After all, consumer purchases account for 70 percent of the U.S. economy. If we stop buying, the entire machinery grinds to a halt. Merchants and manufacturers need to sell cars and clothes, TiVos and iPods, couches and computers. It’s no accident that we buy so obsessively that one of the few growth industries left is storage facilities, where we keep all the widgets and trinkets we can’t stuff into our houses.
As the blaze from the self-immolation of Wall Street rages out of control, touching not just households from Maine to Alaska but also faraway countries such as Iceland, it’s hard to imagine a recovery built on America’s out-of-control consumerism. As a nation, we’re already deep in debt. Besides, many of us have seen the folly of shop-a-holism.

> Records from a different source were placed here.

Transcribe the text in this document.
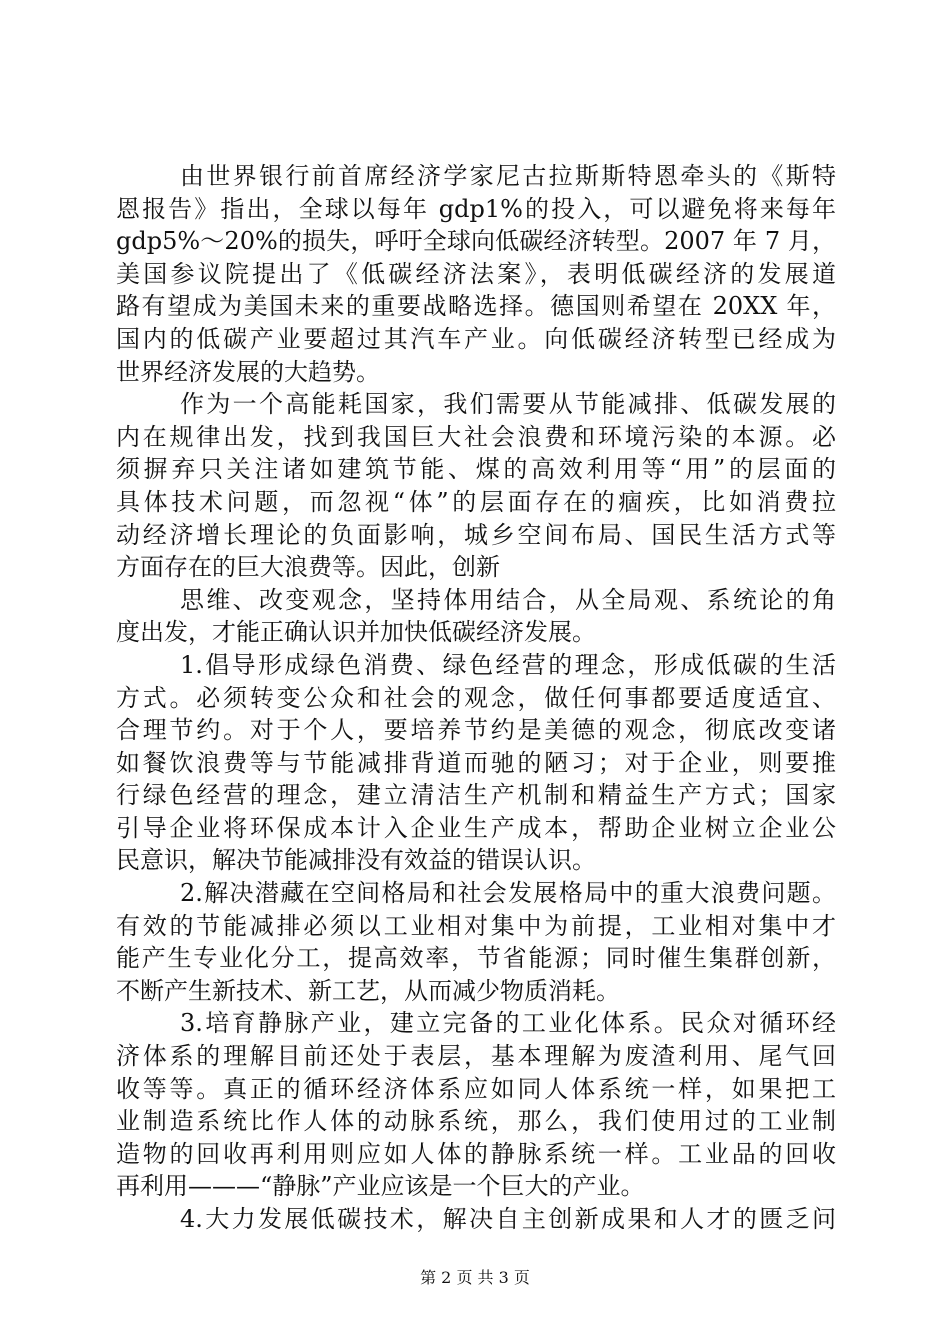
由世界银行前首席经济学家尼古拉斯斯特恩牵头的《斯特
恩报告》指出，全球以每年 gdp1%的投入，可以避免将来每年
gdp5%～20%的损失，呼吁全球向低碳经济转型。2007 年 7 月，
美国参议院提出了《低碳经济法案》，表明低碳经济的发展道
路有望成为美国未来的重要战略选择。德国则希望在 20XX 年，
国内的低碳产业要超过其汽车产业。向低碳经济转型已经成为
世界经济发展的大趋势。
作为一个高能耗国家，我们需要从节能减排、低碳发展的
内在规律出发，找到我国巨大社会浪费和环境污染的本源。必
须摒弃只关注诸如建筑节能、煤的高效利用等“用”的层面的
具体技术问题，而忽视“体”的层面存在的痼疾，比如消费拉
动经济增长理论的负面影响，城乡空间布局、国民生活方式等
方面存在的巨大浪费等。因此，创新
思维、改变观念，坚持体用结合，从全局观、系统论的角
度出发，才能正确认识并加快低碳经济发展。
1.倡导形成绿色消费、绿色经营的理念，形成低碳的生活
方式。必须转变公众和社会的观念，做任何事都要适度适宜、
合理节约。对于个人，要培养节约是美德的观念，彻底改变诸
如餐饮浪费等与节能减排背道而驰的陋习；对于企业，则要推
行绿色经营的理念，建立清洁生产机制和精益生产方式；国家
引导企业将环保成本计入企业生产成本，帮助企业树立企业公
民意识，解决节能减排没有效益的错误认识。
2.解决潜藏在空间格局和社会发展格局中的重大浪费问题。
有效的节能减排必须以工业相对集中为前提，工业相对集中才
能产生专业化分工，提高效率，节省能源；同时催生集群创新，
不断产生新技术、新工艺，从而减少物质消耗。
3.培育静脉产业，建立完备的工业化体系。民众对循环经
济体系的理解目前还处于表层，基本理解为废渣利用、尾气回
收等等。真正的循环经济体系应如同人体系统一样，如果把工
业制造系统比作人体的动脉系统，那么，我们使用过的工业制
造物的回收再利用则应如人体的静脉系统一样。工业品的回收
再利用———“静脉”产业应该是一个巨大的产业。
4.大力发展低碳技术，解决自主创新成果和人才的匮乏问
第 2 页 共 3 页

The prescient Galbraith saw it 50 years ago, when he published “The Affluent Society.” He noted then that a nation living in abundance had created excess with little public purpose. And he urged the United States, with its great capacity, to spend more of its capital serving the public good by pouring resources into education, health care and public parks.
The past several decades have been dominated by a very different view — an inherently selfish individualism epitomized by such Ayn Rand acolytes as Alan Greenspan. But the reputation of the once beloved Greenspan is now besmirched, since his anti-regulation ideals led directly to the financial crisis.
Maybe it’s time to give Galbraith another look.
• Cynthia Tucker is the editorial page editor. Her column appears Sundays and Wednesdays.